GBOSE: Generalized Bandit Orthogonalized Semiparametric Estimation
This work addresses the limitation of parametric assumptions in bandit algorithms for applications like mobile health recommendations, though it is incremental as it builds upon existing action filtering methods.
The paper tackles the problem of sequential decision-making in multi-armed bandits by proposing a new algorithm with a semi-parametric reward model, achieving state-of-the-art regret complexity among semi-parametric algorithms and demonstrating superiority in simulations for cases with over two arms.
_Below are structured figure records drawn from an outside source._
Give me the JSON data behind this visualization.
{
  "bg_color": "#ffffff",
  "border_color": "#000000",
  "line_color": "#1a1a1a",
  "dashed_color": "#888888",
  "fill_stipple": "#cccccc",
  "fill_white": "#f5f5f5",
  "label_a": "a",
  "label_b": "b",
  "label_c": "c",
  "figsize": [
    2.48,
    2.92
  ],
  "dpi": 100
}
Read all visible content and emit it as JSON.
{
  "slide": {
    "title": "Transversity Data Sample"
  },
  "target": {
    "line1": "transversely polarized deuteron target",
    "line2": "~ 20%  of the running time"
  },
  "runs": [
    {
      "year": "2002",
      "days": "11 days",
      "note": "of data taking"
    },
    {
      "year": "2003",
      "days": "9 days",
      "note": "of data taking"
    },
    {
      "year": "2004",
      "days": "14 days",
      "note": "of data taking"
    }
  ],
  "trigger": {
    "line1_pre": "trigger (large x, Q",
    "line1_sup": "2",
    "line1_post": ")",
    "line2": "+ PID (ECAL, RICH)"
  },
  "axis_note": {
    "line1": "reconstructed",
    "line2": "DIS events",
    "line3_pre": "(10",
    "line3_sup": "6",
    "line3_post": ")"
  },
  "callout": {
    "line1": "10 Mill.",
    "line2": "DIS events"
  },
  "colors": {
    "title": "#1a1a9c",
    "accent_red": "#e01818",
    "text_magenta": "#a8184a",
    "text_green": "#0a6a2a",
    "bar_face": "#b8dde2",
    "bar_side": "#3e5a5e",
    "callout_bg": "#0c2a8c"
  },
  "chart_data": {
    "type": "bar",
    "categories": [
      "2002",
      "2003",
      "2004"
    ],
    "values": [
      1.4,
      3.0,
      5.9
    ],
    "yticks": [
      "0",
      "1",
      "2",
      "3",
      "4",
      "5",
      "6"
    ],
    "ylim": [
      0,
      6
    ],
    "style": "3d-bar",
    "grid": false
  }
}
In sequential decision-making scenarios i.e., mobile health recommendation systems revenue management contextual multi-armed bandit algorithms have garnered attention for their performance. But most of the existing algorithms are built on the assumption of a strictly parametric reward model mostly linear in nature. In this work we propose a new algorithm with a semi-parametric reward model with state-of-the-art complexity of upper bound on regret amongst existing semi-parametric algorithms. Our work expands the scope of another representative algorithm of state-of-the-art complexity with a similar reward model by proposing an algorithm built upon the same action filtering procedures but provides explicit action selection distribution for scenarios involving more than two arms at a particular time step while requiring fewer computations. We derive the said complexity of the upper bound on regret and present simulation results that affirm our methods superiority out of all prevalent semi-parametric bandit algorithms for cases involving over two arms.